A month ago I lost my father; the man I hero worshipped, the man I looked up to, the man who moulded me into who I am today.

I lost my Superhero and, for me, life and the world will never be the same again. The birds are still singing in the trees but some of the joy is gone. The sun is still rising in the day but some of the warmth has gone. The moon still lights up the night sky but some of the luminescence is gone. Water still flows in rivers and streams but some of the coolness is gone.

Daddy gave the best hugs. When he drew me towards himself and encircled me with his arms I knew that he’d protect me from anything and everything. This is how I felt when I was a child and this is how I felt when I was a grown woman. I’ve lost the person who made me feel safe and the world will never be the same.

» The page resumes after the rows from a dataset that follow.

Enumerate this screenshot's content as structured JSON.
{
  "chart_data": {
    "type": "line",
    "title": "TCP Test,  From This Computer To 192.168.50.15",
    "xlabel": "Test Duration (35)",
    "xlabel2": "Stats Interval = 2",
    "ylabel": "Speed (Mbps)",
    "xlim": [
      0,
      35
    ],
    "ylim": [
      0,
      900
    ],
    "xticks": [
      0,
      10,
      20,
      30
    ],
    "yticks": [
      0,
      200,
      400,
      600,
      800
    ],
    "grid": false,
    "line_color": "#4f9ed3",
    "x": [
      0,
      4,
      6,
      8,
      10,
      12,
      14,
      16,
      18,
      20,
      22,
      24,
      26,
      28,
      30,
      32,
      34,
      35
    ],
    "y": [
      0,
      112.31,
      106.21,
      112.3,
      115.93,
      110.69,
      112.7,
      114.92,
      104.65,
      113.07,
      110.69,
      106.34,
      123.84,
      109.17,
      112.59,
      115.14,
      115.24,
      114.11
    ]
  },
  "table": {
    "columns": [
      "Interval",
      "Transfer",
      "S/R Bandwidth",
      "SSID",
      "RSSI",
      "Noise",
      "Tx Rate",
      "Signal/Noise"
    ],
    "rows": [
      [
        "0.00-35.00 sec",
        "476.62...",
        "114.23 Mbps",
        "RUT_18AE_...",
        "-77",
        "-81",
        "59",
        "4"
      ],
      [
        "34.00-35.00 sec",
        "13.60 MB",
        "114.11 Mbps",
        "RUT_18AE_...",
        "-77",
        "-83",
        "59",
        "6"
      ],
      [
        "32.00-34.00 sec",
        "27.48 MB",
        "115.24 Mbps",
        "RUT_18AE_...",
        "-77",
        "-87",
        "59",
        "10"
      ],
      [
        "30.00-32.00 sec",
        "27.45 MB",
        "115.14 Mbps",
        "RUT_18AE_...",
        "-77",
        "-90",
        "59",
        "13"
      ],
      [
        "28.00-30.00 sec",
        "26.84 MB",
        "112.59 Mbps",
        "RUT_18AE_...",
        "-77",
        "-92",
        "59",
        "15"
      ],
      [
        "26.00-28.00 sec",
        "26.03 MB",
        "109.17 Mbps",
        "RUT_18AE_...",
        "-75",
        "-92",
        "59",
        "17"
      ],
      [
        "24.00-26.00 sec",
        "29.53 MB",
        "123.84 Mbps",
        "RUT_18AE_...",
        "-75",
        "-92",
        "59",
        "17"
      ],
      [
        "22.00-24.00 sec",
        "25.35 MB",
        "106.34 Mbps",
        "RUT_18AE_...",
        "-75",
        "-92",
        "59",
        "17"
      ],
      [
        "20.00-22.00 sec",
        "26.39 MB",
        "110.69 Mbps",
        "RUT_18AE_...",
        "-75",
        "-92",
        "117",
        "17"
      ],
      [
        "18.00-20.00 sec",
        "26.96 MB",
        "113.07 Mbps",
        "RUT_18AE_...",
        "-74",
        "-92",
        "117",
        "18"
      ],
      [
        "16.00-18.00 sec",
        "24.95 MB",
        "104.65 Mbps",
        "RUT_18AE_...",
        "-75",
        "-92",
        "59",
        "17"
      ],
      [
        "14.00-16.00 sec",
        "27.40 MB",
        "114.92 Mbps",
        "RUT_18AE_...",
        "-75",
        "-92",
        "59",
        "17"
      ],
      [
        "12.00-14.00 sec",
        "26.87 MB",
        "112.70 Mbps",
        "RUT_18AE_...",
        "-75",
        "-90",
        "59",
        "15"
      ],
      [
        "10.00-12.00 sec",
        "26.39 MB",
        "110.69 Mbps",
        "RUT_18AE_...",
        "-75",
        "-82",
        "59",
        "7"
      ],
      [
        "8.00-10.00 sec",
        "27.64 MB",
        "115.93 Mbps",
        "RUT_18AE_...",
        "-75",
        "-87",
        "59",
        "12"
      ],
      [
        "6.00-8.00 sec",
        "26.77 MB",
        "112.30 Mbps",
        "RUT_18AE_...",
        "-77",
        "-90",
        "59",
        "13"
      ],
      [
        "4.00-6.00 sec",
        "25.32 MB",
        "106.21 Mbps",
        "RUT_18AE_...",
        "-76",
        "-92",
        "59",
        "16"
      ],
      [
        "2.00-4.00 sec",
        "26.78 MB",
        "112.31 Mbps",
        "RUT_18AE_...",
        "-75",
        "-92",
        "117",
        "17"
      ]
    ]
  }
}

Daddy was the man you wanted near you when you were ill. He’d stay up the whole night with you. He’d rush out and bring the doctor home to see you. He would wipe your fevered brow and you’d feel better. When I was on the plane on my way to see him the thought of what I’d find when I reached the hospital made me feel physically ill and I had to use the sick bag. I remembered how he would hold your hair back and support your head when you threw up. Feeling ill while hurtling through the sky and dreading what I’d find when I got there is something I wouldn’t wish on my worst enemy.

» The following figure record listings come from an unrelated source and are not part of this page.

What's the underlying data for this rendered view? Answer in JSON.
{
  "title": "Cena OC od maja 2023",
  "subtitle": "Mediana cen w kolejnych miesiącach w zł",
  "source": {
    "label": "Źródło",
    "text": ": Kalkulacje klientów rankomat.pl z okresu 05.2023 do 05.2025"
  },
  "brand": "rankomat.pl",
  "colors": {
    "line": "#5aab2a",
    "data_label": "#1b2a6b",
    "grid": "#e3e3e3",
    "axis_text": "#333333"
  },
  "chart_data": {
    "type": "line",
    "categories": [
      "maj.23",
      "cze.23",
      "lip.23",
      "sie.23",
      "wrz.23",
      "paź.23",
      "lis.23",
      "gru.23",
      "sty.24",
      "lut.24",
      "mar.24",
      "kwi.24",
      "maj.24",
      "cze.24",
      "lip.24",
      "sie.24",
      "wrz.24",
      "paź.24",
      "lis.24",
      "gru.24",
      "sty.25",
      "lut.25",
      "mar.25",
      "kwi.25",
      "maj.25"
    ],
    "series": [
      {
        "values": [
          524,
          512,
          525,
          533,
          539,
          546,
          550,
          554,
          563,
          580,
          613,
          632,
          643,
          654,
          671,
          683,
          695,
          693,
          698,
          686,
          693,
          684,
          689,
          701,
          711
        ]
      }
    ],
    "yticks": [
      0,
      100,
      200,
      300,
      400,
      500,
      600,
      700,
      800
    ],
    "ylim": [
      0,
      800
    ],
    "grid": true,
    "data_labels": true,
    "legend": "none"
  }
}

I’m the eldest of the siblings and my younger sister and brother call me aapi which is what you respectfully call your older sister in Urdu. This is what he called me too. I can’t remember a time when he asked for me by calling out for Naureen. Can you imagine how empowering it is to be treated with utmost respect by the man you adore since you were knee high to a grasshopper! Because he believed in me, I believe in myself. That’s my yardstick; would daddy approve of what I’m saying/doing? If yes, then that’s what I’ll say/do irrespective of what the rest of the world expects from me.

I can write and write and write but I’ll never be able to do justice to him. He was the man who, if I felt I was walking barefoot on hot sand, would scoop me up and carry me to an oasis. He was the man I looked towards for guidance when I was young. He was the man I looked towards for guidance when I became a mother myself. He was a superhero amongst heroes. He was a king amongst men. He was the best father a girl could wish for. To have him hold your hand was to feel safe and warm and loved and appreciated. When he was here he used to ask me to ring when I checked in, ring when I was about to board and ring when I landed. When he was in hospital I thought we’d have a day or so with him when they took him off the ventilator. Then, looking at his stats, I thought we’ll only have a few hours. In the end we didn’t get that either. Allah spared him the pain and us the anguish and he left us to be with the angels of heaven. I love you with every fibre of my being and I wait for the day when we will be reunited in heaven, In sha Allah.